The first wave came easily, as half a bottle and a handful of chia seeds poured out. I rested my head against the seat. The battle inside me subsided. Nothing else was coming out. My breath smelled acrid and stale, and my tongue felt furry. I briefly wondered if I could get a yeast infection in my mouth.

I tried to chug the rest of the remaining bottles and quickly realized my experiment was done. My body was finished being filled up with fetid liquid, and my BAC was back to zero. In total, I’d consumed roughly three-quarters of a gallon of kombucha, and kept the majority of it down. Translating to real alcohol, that’s a little less than a single beer. And I puked. What a lightweight.

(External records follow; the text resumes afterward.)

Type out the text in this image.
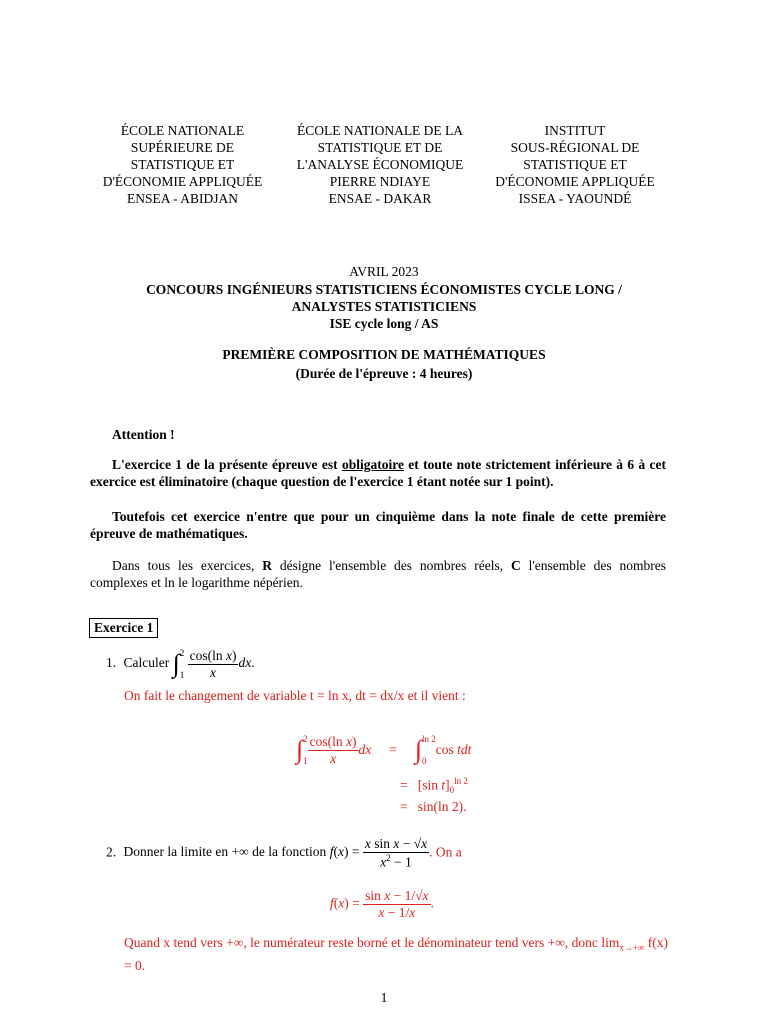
ÉCOLE NATIONALE
SUPÉRIEURE DE
STATISTIQUE ET
D'ÉCONOMIE APPLIQUÉE
ENSEA - ABIDJAN
ÉCOLE NATIONALE DE LA
STATISTIQUE ET DE
L'ANALYSE ÉCONOMIQUE
PIERRE NDIAYE
ENSAE - DAKAR
INSTITUT
SOUS-RÉGIONAL DE
STATISTIQUE ET
D'ÉCONOMIE APPLIQUÉE
ISSEA - YAOUNDÉ
AVRIL 2023
CONCOURS INGÉNIEURS STATISTICIENS ÉCONOMISTES CYCLE LONG /
ANALYSTES STATISTICIENS
ISE cycle long / AS
PREMIÈRE COMPOSITION DE MATHÉMATIQUES
(Durée de l'épreuve : 4 heures)
Attention !
L'exercice 1 de la présente épreuve est obligatoire et toute note strictement inférieure à 6 à cet exercice est éliminatoire (chaque question de l'exercice 1 étant notée sur 1 point).
Toutefois cet exercice n'entre que pour un cinquième dans la note finale de cette première épreuve de mathématiques.
Dans tous les exercices, R désigne l'ensemble des nombres réels, C l'ensemble des nombres complexes et ln le logarithme népérien.
Exercice 1
1. Calculer ∫ 2
1
$\frac{\text{cos(ln x)}}{x}$ dx.
On fait le changement de variable t = ln x, dt = dx/x et il vient :
∫ 2
$1 \frac{\text{cos(ln x)}}{x}$ dx = ∫ ln 2
0
cos tdt
=   [sin $t]_0^{ln 2}$
=   sin(ln 2).
2. Donner la limite en +∞ de la fonction $f(x) = \frac{\text{x sin x − √x}}{x^2 - 1}$ . On a
$f(x) = \frac{\text{sin x − 1/√x}}{x - 1/x}$ .
Quand x tend vers +∞, le numérateur reste borné et le dénominateur tend vers +∞, donc $\lim_{x\to+\infty} f(x) = 0$.
1
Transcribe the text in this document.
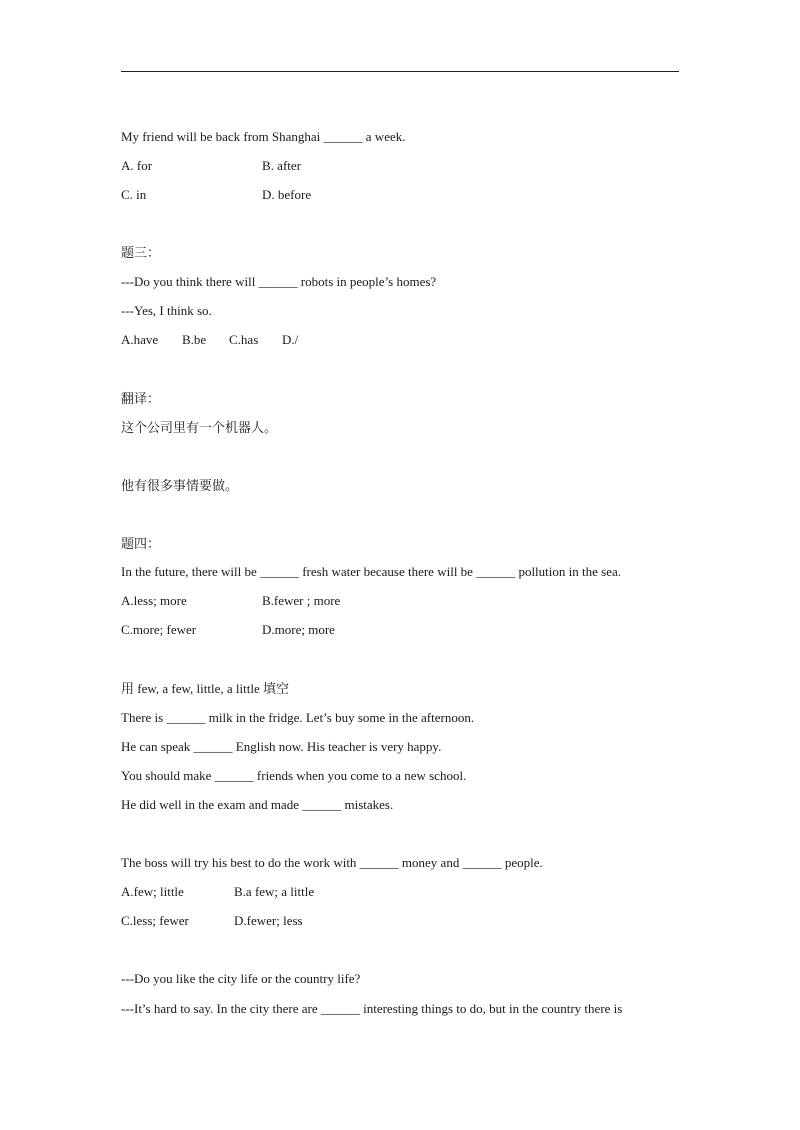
My friend will be back from Shanghai ______ a week.
A. for	B. after
C. in	D. before
题三：
---Do you think there will ______ robots in people’s homes?
---Yes, I think so.
A.have B.be C.has D./
翻译：
这个公司里有一个机器人。
他有很多事情要做。
题四：
In the future, there will be ______ fresh water because there will be ______ pollution in the sea.
A.less; more	B.fewer ; more
C.more; fewer	D.more; more
用 few, a few, little, a little 填空
There is ______ milk in the fridge. Let’s buy some in the afternoon.
He can speak ______ English now. His teacher is very happy.
You should make ______ friends when you come to a new school.
He did well in the exam and made ______ mistakes.
The boss will try his best to do the work with ______ money and ______ people.
A.few; little	B.a few; a little
C.less; fewer	D.fewer; less
---Do you like the city life or the country life?
---It’s hard to say. In the city there are ______ interesting things to do, but in the country there is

I poured the remaining kombucha into an empty bottle of water, and discovered that one bottle contained a big chunk of something slippery and brown. This is called scoby, a colony of bacteria and yeast, a piece of which was now floating somewhere in the recesses of my body. I put it out of my mind.

That night, I tried to sleep, but my body had been commandeered into a gas factory. Every 20 minutes I’d have smelly, noxious air pumped out in one direction or the other. The next day at work, I spent a quarter of the day shitting, and another quarter working from my phone as wet, deafening farts shook the only good bathroom in our office.

So, final verdict on drinking almost a gallon of noxious fermented tea just to break a blood alcohol level of 0.01? I wouldn’t recommend it.